= Light scattering spectroscopy =

Spectroscopic technique

Light scattering spectroscopy (LSS) is a spectroscopic technique typically used to evaluate morphological changes in epithelial cells in order to study mucosal tissue and detect early cancer and precancer.

Light scattering spectroscopy relies upon elastic scattering of photons reflected from the epithelium. Most of the signal is generated by light scattering from small intracellular structures, but larger intracellular structures, such as nuclei, also scatter light, with their relative contribution increasing in the backscatter direction. As changes in the morphology of epithelial cells are hallmarks of pre-cancer and early cancer, LSS can be used for early cancer diagnosis.

In addition to photons backscattering from epithelial cells, a major portion of photons penetrates the epithelium, reaching optically turbid connective tissue where they are scattered multiple times and partially absorbed by hemoglobin.
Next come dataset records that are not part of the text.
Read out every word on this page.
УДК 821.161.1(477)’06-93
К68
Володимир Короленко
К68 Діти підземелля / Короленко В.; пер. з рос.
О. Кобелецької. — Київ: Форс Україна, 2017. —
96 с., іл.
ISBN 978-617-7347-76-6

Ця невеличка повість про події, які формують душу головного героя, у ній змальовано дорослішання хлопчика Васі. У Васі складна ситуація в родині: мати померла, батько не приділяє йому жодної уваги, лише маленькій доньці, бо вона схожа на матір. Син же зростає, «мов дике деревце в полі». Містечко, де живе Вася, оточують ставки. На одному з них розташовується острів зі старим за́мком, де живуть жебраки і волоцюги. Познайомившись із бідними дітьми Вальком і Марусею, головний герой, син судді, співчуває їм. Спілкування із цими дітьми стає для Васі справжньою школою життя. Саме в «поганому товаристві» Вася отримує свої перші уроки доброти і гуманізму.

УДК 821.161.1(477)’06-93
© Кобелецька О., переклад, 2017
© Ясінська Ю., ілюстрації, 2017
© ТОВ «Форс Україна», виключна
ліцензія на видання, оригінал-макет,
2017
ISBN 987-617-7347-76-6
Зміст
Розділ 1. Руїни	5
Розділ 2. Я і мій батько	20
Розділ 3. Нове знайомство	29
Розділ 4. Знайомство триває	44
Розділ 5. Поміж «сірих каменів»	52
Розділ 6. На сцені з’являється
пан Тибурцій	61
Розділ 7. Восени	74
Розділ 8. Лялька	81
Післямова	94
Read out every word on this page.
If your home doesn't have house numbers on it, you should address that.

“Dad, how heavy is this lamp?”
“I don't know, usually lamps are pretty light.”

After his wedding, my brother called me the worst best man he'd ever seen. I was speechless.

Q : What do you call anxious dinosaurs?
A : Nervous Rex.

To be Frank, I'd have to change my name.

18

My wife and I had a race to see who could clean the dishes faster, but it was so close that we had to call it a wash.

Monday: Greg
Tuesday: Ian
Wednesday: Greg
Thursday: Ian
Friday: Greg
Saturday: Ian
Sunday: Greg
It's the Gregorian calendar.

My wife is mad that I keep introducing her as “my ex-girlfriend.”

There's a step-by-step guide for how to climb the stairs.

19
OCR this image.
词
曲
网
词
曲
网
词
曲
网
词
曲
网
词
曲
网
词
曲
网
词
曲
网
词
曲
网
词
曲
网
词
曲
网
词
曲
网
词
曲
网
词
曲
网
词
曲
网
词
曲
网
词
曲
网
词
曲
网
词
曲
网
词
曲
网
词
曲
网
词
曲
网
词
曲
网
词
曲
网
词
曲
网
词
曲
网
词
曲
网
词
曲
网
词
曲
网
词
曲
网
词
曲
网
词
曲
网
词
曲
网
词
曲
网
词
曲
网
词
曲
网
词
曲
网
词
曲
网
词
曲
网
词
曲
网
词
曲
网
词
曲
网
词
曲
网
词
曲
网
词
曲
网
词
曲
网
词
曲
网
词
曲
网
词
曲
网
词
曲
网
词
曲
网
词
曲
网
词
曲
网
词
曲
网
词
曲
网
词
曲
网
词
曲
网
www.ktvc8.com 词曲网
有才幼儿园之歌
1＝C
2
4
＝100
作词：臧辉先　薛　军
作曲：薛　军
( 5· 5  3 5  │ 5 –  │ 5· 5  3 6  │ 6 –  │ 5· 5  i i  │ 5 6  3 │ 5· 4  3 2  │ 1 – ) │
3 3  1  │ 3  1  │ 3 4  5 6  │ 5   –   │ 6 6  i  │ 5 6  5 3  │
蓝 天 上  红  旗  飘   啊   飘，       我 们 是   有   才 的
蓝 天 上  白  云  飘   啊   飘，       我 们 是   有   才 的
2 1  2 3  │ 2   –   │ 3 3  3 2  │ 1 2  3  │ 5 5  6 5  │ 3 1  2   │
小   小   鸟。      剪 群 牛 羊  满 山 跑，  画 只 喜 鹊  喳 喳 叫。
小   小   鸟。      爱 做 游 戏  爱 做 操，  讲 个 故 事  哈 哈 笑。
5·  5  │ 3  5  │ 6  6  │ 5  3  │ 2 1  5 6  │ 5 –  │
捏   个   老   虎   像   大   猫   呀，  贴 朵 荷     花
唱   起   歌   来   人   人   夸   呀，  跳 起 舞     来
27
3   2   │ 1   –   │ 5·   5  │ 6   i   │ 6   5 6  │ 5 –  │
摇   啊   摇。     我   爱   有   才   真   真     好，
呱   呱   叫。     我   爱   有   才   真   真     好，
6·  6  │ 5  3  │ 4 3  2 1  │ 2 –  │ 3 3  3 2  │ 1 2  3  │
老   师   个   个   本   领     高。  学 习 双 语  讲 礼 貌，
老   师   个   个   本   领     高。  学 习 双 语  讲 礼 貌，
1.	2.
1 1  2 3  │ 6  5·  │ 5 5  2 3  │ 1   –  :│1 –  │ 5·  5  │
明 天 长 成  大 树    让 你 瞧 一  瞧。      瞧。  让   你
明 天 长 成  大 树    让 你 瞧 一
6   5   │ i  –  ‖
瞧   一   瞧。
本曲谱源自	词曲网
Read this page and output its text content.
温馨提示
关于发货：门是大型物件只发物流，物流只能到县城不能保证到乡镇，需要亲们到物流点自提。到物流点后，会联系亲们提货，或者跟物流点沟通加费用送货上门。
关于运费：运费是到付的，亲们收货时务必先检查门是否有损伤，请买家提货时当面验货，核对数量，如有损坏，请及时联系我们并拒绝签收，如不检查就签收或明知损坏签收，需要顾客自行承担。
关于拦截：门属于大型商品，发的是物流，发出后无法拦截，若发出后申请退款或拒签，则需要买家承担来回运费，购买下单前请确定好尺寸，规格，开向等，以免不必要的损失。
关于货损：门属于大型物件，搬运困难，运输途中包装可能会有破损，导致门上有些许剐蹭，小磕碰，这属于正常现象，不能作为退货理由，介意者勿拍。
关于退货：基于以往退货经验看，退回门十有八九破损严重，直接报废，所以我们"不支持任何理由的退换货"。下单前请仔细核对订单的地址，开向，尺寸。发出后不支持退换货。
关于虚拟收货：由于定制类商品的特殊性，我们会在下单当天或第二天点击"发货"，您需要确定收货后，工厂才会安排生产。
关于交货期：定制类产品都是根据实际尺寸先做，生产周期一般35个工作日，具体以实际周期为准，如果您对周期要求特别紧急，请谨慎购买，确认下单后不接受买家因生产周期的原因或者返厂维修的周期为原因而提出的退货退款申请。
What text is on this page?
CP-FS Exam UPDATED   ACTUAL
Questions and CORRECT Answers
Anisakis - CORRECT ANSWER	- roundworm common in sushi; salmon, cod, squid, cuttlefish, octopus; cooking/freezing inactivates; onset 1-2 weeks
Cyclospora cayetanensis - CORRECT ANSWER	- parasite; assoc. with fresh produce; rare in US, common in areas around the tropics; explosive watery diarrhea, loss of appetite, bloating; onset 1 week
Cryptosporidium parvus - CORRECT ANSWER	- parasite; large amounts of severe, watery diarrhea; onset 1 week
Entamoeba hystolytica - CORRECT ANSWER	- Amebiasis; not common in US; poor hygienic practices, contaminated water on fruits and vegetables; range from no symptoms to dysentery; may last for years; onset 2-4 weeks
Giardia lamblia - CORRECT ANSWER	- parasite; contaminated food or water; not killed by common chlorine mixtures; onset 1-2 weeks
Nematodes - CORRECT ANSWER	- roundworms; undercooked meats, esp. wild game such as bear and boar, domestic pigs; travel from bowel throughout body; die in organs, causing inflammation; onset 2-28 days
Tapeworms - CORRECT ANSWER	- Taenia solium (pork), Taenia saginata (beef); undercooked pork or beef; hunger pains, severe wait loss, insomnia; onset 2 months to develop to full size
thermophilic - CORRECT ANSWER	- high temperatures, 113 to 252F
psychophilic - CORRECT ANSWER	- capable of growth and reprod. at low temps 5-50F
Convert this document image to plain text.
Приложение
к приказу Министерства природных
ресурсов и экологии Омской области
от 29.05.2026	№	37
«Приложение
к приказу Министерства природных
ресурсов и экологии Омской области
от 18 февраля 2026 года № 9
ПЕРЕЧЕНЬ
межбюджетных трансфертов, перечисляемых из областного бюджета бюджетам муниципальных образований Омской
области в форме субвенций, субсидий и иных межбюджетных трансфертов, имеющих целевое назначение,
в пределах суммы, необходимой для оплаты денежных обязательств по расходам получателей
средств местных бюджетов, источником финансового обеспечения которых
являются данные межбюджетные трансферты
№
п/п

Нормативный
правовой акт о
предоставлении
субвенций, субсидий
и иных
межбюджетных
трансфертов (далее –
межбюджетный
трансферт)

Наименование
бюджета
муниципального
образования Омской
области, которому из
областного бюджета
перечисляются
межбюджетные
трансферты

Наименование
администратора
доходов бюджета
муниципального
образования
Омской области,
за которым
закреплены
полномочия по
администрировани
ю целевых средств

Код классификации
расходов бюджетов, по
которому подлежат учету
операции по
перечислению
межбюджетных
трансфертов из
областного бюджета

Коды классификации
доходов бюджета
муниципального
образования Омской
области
As a result, it is not possible to measure single backscattering events directly in human tissue, with polarization gating and spatial gating well-suited for endoscopy applications.

== History ==
Lev T. Perelman, principal scientist at MIT, and Vadim Backman, graduate student in Harvard- MIT Health Sciences and Technology program introduced LSS in 1998.

== Applications ==
Light scattering spectroscopy has been applied for detection of precancer in many organs including esophagus, colon, urinary bladder, oral cavity, cervix, pancreatic cyst, stomach, skin, and bile duct.